Saturday, February 23, 2008

Simple Decryption Using Dust Remover

The New York Times reported this week that Princeton University researchers, armed with nothing more than Homeland Security funding and some cans of household dust remover, have come up with a method for cracking even the strongest encryption keys.


According to the Times' John Markoff:

The move, which cannot be carried out remotely, exploits a little-known vulnerability of the dynamic random access, or DRAM, chip. Those chips temporarily hold data, including the keys to modern data-scrambling algorithms. When the computer’s electrical power is shut off, the data, including the keys, is supposed to disappear.

In a technical paper that was published Thursday on the Web site of Princeton’s Center for Information Technology Policy, the group demonstrated that standard memory chips actually retain their data for seconds or even minutes after power is cut off.

When the chips were chilled using an inexpensive can of air, the data was frozen in place, permitting the researchers to easily read the keys — long strings of ones and zeros — out of the chip’s memory.

In other words, simply by freezing the memory chips on which the keys have been stored, you can cause the data to stay around long enough to decrypt even the longest, most secure keys.

That is not good news for anyone in the defense, media, or communications business.
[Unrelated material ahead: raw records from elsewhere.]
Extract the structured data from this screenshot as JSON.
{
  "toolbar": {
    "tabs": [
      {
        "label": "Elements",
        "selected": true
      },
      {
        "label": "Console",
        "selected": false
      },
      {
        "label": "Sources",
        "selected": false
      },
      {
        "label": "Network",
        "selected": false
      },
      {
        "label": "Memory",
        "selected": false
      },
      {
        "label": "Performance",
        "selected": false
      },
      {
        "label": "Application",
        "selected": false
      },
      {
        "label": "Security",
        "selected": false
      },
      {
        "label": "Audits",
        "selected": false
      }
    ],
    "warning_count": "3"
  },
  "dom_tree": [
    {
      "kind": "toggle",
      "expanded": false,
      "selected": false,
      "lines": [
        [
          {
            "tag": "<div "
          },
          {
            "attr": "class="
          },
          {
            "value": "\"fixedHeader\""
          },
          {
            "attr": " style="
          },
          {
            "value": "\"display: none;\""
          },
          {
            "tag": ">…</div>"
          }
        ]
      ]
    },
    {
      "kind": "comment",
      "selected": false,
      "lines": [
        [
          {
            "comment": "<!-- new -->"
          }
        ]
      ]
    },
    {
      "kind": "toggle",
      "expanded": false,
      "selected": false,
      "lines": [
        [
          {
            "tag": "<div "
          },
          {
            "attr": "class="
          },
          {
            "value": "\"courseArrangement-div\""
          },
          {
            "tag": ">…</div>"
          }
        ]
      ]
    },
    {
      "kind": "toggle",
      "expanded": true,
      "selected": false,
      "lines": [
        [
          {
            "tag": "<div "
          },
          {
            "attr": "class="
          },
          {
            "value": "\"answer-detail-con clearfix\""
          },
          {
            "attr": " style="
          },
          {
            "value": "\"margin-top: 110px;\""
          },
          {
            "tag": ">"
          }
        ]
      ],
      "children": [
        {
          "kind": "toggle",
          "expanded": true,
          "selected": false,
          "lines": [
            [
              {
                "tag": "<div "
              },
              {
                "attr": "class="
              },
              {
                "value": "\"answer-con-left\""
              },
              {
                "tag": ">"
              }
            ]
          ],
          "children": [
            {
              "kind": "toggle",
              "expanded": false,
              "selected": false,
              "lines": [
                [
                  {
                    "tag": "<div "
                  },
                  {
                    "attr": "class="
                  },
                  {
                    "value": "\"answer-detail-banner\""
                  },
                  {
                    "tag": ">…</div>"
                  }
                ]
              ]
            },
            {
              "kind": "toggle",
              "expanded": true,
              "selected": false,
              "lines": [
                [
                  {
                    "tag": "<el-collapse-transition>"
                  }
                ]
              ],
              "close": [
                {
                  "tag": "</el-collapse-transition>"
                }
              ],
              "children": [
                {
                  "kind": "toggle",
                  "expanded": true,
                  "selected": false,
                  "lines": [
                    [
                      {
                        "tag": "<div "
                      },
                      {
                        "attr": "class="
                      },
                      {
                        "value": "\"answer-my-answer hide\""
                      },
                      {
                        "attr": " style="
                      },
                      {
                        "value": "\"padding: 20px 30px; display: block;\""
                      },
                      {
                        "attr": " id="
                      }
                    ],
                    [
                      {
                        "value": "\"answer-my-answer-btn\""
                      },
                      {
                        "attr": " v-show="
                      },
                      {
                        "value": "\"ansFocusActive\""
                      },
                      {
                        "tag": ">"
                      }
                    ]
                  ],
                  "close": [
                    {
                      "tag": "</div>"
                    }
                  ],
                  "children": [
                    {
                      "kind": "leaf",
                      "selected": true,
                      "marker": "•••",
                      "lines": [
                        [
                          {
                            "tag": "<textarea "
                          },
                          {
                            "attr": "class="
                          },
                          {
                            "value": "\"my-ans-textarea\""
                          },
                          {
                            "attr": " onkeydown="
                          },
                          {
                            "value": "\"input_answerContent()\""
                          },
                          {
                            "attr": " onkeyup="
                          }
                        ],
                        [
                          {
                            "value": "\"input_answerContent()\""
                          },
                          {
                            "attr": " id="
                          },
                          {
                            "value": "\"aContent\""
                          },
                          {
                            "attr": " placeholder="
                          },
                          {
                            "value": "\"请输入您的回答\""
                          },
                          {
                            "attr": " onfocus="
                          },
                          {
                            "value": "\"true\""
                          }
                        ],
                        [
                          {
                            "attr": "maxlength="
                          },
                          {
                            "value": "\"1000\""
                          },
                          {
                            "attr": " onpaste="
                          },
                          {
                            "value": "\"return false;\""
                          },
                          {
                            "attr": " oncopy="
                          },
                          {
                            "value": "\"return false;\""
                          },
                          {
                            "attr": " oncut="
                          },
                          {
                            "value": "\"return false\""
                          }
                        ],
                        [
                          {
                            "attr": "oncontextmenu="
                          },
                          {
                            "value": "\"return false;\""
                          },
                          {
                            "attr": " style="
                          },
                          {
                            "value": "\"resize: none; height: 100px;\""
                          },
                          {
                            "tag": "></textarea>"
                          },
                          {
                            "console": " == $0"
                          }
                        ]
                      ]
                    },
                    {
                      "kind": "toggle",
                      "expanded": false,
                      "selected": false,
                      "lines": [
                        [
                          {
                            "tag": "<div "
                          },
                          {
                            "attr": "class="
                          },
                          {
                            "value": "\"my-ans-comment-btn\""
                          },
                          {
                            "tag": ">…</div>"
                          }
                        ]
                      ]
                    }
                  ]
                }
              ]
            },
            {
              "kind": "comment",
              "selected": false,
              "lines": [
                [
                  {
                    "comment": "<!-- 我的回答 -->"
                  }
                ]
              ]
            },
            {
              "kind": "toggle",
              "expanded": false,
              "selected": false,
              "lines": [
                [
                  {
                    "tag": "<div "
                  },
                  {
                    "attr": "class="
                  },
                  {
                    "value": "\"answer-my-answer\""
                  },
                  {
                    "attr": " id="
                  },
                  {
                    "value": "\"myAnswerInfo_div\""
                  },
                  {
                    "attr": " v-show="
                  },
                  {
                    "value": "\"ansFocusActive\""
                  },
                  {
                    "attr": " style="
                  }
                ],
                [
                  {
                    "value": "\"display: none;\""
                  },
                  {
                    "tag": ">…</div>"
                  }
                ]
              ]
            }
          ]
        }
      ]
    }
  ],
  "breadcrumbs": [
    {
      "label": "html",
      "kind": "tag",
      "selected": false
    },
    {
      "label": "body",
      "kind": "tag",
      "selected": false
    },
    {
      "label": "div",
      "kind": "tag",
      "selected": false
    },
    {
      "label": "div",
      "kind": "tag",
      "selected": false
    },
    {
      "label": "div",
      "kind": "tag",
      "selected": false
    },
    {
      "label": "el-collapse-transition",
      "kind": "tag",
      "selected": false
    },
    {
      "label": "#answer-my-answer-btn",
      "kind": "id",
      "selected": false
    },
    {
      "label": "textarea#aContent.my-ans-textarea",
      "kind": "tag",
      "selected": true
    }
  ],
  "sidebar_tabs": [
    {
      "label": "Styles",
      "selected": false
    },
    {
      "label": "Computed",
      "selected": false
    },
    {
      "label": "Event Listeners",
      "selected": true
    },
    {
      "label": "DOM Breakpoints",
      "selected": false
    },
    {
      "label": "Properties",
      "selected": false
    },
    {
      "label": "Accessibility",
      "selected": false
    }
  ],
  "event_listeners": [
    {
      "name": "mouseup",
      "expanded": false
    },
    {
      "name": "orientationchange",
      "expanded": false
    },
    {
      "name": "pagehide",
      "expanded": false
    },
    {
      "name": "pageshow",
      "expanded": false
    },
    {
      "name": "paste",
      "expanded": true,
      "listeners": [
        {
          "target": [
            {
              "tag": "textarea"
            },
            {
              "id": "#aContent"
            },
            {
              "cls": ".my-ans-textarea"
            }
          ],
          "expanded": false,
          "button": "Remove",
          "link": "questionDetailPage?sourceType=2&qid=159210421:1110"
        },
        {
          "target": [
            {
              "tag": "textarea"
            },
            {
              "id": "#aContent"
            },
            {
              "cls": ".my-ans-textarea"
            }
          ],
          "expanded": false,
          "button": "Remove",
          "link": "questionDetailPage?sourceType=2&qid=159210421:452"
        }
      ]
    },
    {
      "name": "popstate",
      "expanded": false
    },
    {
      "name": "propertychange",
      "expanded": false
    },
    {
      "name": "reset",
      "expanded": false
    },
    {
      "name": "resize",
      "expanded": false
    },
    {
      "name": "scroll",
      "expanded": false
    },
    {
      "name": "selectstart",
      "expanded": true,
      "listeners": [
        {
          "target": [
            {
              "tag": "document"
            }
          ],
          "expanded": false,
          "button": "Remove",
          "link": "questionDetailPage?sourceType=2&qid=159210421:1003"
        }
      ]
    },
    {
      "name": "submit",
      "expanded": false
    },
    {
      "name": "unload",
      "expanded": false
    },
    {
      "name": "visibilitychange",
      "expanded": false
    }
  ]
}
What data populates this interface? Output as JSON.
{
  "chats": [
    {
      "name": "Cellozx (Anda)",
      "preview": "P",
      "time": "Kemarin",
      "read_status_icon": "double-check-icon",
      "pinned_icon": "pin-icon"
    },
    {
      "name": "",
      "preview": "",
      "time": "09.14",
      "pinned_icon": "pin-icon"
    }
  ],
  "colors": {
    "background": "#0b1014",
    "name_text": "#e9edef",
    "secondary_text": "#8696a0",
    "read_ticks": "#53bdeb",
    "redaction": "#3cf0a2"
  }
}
The usual IT security forums have been abuzz on the topic - and because this hack affects Windows and Linux/Apple OS's equally, the posts have been unusually bipartisan, which makes a nice change.

"Nick", a poster at The Register, articulated the type of hack that is most likely in a corporate or core research environment - a drive-by download based on physical access to a machine that leaves almost no trace:

"The more worrying attack is the 'room temperature' one, where by you could power cycle the machine and dump the memory to the USB drive (as they did), and then leave the scene quickly. The user would just come back and mutter "stupid Windows" at the machine that crashed whilst they were at the coffee machine."

It will be interesting to watch the rebuttals come in over the coming days and weeks - especially those from dedicated security chip manufacturers. Unlike security software development firms like Authentium, hardware security companies typically maintain massive plants and large investments in materials and inventory.

It's anyone's guess as to how these companies will react to this news, and what their researchers will demand in terms of new materials - after all, they are going to need to quickly extend their existing tamper-proofing techniques to include protection against freezing. That won't be cheap , and will probably require new inventories - if in fact it even proves possible.

The first solutions to market will no doubt be neither cheap, fast, or good. But long-term, as long as there are valuable secrets in the world or commercial systems that are dependent on robust keys, there will be *lots* of venture money available for smart folks who think they have the solution to this problem.